Karnataka Cabinet approves Anti-Conversion Bill as ordinance
The move from the BJP in Karnataka came following Chief Minister Basavaraj Bommai‘s meeting with Union Home Minister Amit Shah in Delhi on Wednesday. Karnataka Chief Minister Basavaraj Bommai said his Cabinet will today decide on promulgating an ordinance to give effect to a controversial law against religious conversions.
Karnataka Home Minister Araga Jnanendra is summoned to Delhi, and the issue is likely to be discussed, according to party sources.
The Karnataka Protection of Right to Freedom of Religion Bill was passed in the Legislative Assembly in December last year. It is pending passage in the Legislative Council, where the ruling BJP is one short of a majority and is likely to win 4 seats and attain a full majority after the council elections. However, the top leaders have decided to put the bill into execution through an ordinance.
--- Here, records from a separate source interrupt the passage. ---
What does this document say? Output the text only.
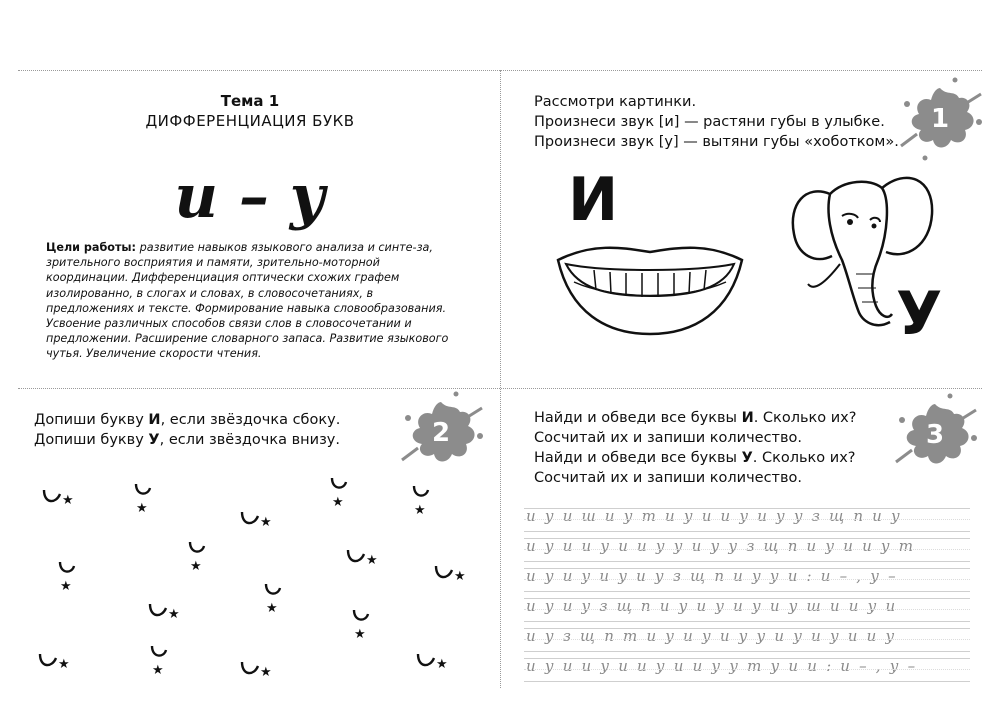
Тема 1
ДИФФЕРЕНЦИАЦИЯ БУКВ
и – у
Цели работы: развитие навыков языкового анализа и синте-за, зрительного восприятия и памяти, зрительно-моторной координации. Дифференциация оптически схожих графем изолированно, в слогах и словах, в словосочетаниях, в предложениях и тексте. Формирование навыка словообразования. Усвоение различных способов связи слов в словосочетании и предложении. Расширение словарного запаса. Развитие языкового чутья. Увеличение скорости чтения.
Рассмотри картинки.
Произнеси звук [и] — растяни губы в улыбке.
Произнеси звук [у] — вытяни губы «хоботком».
1
И
У
Допиши букву И, если звёздочка сбоку.
Допиши букву У, если звёздочка внизу.	2
★
★
★
★
★
★	★
★
★
★
★
★
★	★	★
★
Найди и обведи все буквы И. Сколько их?
Сосчитай их и запиши количество.
Найди и обведи все буквы У. Сколько их?
Сосчитай их и запиши количество.
3
и у и ш и у т и у и и у и у у з щ п и у
и у и и у и и у у и у у з щ п и у и и у т
и у и у и у и у з щ п и у у и : и – , у –
и у и у з щ п и у и у и у и у ш и и у и
и у з щ п т и у и у и у у и у и у и и у
и у и и у и и у и и у у т у и и : и – , у –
The party would present the bill later and it would be a cakewalk for the party to get the bill passed in the council, the sources said.
Chief Minister Basavaraj Bommai stated on Thursday that, since the Anti-Conversion Bill is prolonged in the state legislature, it has been decided to bring an ordinance towards its implementation.
“The matter will be discussed in the Cabinet and a suitable decision would be taken,” he explained.
According to the Anti-Conversion Law, any converted person, his parents, brother, sister, or any other person who is related to him by blood, marriage, or adoption, or in any form associated or colleague may lodge a complaint of such conversion which contravenes the provisions. The offence is made to be non-bailable and cognizable.
The declaration of post-conversion of religion is also proposed. If any institution violates the act, imprisonment of up to five years from three years with a fine of Rs.25,000 is prescribed. If the victim is a minor and indulges in mass conversions, the imprisonment is extended up to 10 years.
The bill proposes protection of the right to freedom of religion and protection of the right to freedom of religion and prohibition of unlawful conversion from one religion to another by misrepresentation, force, undue influence, coercion, allurement, or any fraudulent means.
“Allurement includes any gift, easy money or material benefit either in cash or kind; employment, free education in school or college run by any religious body; promise to marry or portraying practice, rituals, and ceremonies or any integral part of a religion in a detrimental way vis-a-vis another religion; or glorifying one religion against another religion,” according to the bill.